The law of cosines was used here.

A Remark

If $f$ is differentiable then $\forall x \in \mathbb{R}, Θ(x) = 180º$

However, I am interested in calculating the angle when $f$ represents a polygonal-chain

Answer 1

Define $A = \frac{f(x) - f(x - r)}{r}$ and $B = \frac{f(x + r) - f(x)}{r}$. If $f$ is differentiable, then $A$ and $B$ both converge to $f'(x)$ as $r \rightarrow 0$. But this generalization allows for piecewise functions that "turn the corner" at $(x, f(x))$. Anyhow, if we make the substitutions

$$f(x - r) = f(x) - rA$$ $$f(x + r) = f(x) + rB$$

in your definitions of functions $a$ and $b$, then these functions simplify to:

$$a(x, r) = r \sqrt{1 + A^2}$$ $$b(x, r) = r \sqrt{1 + B^2}$$

Plug these into your formula for $\cos(\theta)$.

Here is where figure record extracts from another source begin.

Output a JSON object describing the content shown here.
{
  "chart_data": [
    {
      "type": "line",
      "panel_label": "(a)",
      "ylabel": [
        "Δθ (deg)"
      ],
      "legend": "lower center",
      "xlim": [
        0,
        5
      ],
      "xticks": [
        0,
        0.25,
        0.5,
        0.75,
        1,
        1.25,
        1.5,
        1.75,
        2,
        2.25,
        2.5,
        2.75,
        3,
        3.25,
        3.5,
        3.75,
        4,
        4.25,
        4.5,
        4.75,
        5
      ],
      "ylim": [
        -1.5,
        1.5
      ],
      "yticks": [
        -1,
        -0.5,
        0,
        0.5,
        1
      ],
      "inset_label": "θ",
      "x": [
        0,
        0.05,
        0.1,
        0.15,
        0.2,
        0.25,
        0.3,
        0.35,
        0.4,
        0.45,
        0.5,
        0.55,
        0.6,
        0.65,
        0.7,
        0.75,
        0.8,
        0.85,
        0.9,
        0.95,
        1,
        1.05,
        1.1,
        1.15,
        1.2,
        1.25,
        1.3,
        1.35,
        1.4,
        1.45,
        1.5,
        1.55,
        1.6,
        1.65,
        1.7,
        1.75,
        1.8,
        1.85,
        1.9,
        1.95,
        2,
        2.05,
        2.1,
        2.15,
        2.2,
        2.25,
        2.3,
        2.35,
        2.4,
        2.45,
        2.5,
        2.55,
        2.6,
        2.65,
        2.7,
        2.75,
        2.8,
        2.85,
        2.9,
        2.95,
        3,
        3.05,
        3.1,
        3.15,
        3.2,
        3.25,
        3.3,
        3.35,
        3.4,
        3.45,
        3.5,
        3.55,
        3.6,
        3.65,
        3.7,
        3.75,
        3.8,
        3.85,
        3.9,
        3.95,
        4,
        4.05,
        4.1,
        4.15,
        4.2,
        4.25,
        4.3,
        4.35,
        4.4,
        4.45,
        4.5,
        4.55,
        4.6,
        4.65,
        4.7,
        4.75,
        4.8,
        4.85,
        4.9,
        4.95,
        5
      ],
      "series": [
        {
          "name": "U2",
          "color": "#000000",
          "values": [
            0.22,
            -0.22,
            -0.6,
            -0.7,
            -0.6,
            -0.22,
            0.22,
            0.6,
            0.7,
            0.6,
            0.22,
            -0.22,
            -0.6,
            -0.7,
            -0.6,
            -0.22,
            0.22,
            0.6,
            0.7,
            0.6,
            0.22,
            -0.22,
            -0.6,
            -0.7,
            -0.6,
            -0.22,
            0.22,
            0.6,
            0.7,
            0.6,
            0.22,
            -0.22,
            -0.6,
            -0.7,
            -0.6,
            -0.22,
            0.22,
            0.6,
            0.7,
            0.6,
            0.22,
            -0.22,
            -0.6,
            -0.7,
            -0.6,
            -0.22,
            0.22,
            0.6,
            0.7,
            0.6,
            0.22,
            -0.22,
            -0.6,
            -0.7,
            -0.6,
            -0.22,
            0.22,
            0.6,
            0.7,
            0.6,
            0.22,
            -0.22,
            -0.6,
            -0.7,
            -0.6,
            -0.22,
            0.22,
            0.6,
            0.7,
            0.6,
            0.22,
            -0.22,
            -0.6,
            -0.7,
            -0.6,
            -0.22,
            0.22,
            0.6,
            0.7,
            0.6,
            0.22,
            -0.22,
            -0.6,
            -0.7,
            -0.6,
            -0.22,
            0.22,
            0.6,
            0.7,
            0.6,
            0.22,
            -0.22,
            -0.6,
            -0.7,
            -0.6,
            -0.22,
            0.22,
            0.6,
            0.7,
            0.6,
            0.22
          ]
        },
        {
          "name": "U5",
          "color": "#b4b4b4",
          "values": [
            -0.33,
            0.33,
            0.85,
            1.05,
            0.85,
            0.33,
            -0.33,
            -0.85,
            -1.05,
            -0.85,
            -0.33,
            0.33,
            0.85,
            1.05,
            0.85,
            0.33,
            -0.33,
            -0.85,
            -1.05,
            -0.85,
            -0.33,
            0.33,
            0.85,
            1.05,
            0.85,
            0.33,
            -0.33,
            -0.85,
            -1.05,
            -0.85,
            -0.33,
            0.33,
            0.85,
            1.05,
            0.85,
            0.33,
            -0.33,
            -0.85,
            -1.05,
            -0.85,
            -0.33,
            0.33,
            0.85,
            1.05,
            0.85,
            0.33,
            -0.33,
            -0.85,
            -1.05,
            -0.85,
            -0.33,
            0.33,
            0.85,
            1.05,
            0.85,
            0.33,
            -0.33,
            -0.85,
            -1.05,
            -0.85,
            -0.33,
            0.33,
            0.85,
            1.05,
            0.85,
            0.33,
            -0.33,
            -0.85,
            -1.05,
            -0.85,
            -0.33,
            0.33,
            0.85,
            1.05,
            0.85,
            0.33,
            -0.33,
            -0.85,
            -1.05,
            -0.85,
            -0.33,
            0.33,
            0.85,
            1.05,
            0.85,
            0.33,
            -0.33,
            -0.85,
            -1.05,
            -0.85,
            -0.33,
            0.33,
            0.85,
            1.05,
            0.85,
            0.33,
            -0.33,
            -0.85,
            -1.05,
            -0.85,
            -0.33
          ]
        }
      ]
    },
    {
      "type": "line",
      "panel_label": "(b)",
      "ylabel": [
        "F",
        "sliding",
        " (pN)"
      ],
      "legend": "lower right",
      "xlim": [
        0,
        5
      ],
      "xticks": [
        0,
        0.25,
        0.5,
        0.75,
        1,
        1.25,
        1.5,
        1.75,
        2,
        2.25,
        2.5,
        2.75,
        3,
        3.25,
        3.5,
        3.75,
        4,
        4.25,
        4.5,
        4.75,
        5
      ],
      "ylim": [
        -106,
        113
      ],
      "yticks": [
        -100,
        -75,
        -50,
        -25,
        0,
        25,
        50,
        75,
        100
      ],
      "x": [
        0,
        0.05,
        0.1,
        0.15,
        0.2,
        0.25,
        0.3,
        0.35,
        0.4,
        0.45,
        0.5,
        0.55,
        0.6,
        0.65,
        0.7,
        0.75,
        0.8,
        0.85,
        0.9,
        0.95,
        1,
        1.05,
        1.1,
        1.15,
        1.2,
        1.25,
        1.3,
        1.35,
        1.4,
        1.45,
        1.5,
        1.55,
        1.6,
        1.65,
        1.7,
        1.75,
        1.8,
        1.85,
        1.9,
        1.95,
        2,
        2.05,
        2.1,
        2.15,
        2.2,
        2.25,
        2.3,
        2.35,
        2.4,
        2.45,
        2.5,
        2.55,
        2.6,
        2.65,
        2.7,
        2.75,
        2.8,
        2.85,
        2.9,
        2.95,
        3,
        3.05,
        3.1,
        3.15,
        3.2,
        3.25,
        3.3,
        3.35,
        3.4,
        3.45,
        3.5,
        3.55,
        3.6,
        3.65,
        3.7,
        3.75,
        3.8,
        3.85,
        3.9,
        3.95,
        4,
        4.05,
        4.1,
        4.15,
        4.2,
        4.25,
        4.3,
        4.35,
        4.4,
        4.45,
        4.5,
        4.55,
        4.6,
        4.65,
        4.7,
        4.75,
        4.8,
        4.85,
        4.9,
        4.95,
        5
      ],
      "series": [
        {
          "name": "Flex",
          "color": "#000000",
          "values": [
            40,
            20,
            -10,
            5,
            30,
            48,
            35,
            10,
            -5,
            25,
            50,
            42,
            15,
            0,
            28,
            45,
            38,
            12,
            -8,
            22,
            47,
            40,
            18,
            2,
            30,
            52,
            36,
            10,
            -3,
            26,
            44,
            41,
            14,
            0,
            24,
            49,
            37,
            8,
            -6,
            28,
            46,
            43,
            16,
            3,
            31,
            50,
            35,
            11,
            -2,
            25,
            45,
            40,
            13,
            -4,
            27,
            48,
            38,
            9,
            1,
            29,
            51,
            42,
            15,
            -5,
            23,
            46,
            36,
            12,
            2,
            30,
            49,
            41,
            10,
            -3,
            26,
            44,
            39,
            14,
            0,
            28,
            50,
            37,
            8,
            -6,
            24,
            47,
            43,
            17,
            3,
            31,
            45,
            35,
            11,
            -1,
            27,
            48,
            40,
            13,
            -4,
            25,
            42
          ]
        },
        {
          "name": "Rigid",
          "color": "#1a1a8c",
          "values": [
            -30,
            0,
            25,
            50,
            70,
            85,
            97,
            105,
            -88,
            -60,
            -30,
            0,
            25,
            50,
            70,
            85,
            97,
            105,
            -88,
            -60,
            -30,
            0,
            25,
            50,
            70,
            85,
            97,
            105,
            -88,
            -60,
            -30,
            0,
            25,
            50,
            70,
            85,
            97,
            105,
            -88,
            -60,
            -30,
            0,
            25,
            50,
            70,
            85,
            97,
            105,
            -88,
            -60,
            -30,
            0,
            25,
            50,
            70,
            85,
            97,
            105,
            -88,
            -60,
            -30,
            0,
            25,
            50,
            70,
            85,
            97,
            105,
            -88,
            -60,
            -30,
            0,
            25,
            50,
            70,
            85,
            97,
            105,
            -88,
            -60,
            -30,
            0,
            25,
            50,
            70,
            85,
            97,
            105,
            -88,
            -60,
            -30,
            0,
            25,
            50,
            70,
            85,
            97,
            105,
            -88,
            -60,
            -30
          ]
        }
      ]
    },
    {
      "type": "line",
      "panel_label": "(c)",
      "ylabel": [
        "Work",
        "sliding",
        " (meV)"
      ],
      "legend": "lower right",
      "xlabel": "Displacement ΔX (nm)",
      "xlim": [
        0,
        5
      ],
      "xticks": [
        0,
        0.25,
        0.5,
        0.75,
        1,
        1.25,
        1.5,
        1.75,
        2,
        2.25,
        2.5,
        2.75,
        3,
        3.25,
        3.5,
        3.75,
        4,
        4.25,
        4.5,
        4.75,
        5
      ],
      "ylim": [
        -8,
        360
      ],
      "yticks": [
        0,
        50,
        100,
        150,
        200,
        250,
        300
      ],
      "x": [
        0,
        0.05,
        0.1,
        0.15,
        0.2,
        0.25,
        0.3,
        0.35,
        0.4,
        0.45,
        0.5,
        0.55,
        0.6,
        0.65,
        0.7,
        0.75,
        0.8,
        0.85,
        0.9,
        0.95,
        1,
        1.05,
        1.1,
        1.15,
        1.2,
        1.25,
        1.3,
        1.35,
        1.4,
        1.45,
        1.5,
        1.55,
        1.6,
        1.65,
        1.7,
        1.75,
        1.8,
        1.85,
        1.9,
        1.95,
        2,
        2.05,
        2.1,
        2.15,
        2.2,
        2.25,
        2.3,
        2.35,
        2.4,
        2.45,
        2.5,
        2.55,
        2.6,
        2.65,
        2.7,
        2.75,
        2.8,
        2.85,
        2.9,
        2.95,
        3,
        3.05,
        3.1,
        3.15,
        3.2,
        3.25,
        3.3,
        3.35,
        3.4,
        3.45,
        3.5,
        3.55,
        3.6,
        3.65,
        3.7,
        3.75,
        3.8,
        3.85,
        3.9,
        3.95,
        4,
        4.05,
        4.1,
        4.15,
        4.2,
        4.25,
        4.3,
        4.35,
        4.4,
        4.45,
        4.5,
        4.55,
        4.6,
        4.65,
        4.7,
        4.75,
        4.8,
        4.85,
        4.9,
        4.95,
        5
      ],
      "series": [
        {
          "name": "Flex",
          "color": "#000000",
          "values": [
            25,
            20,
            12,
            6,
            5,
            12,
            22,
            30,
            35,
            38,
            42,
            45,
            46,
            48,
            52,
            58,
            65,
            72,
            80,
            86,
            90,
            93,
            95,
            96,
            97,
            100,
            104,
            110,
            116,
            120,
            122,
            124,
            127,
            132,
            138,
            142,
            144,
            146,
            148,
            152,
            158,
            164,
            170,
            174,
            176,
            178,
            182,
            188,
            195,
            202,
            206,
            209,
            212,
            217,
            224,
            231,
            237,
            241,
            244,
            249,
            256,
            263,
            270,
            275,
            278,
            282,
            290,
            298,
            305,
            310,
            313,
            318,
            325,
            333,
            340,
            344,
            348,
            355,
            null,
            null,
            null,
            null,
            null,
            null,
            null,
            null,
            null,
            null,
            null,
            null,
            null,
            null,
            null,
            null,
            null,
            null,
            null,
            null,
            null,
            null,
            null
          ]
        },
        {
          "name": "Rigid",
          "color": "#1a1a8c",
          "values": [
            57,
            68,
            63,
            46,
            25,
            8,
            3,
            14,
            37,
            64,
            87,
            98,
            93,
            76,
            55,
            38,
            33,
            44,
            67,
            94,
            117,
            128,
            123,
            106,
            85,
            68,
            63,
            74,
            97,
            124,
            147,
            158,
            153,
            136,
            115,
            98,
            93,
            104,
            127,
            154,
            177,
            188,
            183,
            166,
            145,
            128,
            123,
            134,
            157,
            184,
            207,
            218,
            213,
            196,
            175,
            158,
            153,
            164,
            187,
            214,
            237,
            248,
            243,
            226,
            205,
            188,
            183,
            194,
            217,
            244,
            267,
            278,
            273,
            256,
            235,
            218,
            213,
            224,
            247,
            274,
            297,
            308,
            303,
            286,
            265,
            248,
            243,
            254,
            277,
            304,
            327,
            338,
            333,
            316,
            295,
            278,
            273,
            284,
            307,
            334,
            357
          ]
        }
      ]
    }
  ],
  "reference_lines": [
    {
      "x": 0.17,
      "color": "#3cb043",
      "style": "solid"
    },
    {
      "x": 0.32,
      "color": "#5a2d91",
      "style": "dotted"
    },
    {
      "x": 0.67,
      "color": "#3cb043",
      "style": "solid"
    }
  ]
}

$$\cos(\theta(x, r)) = \dfrac{-r^{2} + a^{2}(x,r) + b^{2}(x, r)}{2 a(x,r) b(x,r)}$$ $$= \dfrac{-r^{2} + r^2(1 + A^2) + r^2(1 + B^2)}{2 r \sqrt{1 + A^2} r \sqrt{1 + B^2}}$$ $$= \dfrac{r^2 + r^2A^2 + r^2B^2}{2 r^2 \sqrt{(1 + A^2)(1 + B^2)}}$$ $$= \dfrac{1 + A^2 + B^2}{2\sqrt{(1 + A^2)(1 + B^2)}}$$

If $f$ is differentiable at $x$, then $A = B = f'(x)$, and the above expression simplifies to $1 - \frac{1}{2(1+f'(x)^2)}$. Otherwise,

$$\Theta(x) = \cos^{-1}\left(\dfrac{1 + f'_-(x)^2 + f'_+(x)^2}{2\sqrt{(1 + f'_-(x)^2)(1 + f'_+(x)^2)}}\right)$$

Where $f'_-(x)$ and $f'_+(x)$ denote left and right derivatives.

Answer 2

The angle a line makes with the horizontal in the inverse tangent of the slope. The exterior angle between two line segments is the absolute difference of the angles the line segments make with the horizontal. The interior angle is $\pi$ minus the exterior angle. So,

$\pi - \left|\arctan f'_+(x)-\arctan f'_-(x) \right|$

Taking limits is a bit weird when you're dealing with line segments, though. You can just look at the slopes, or take rise over run over an interval that doesn't include any other vertices.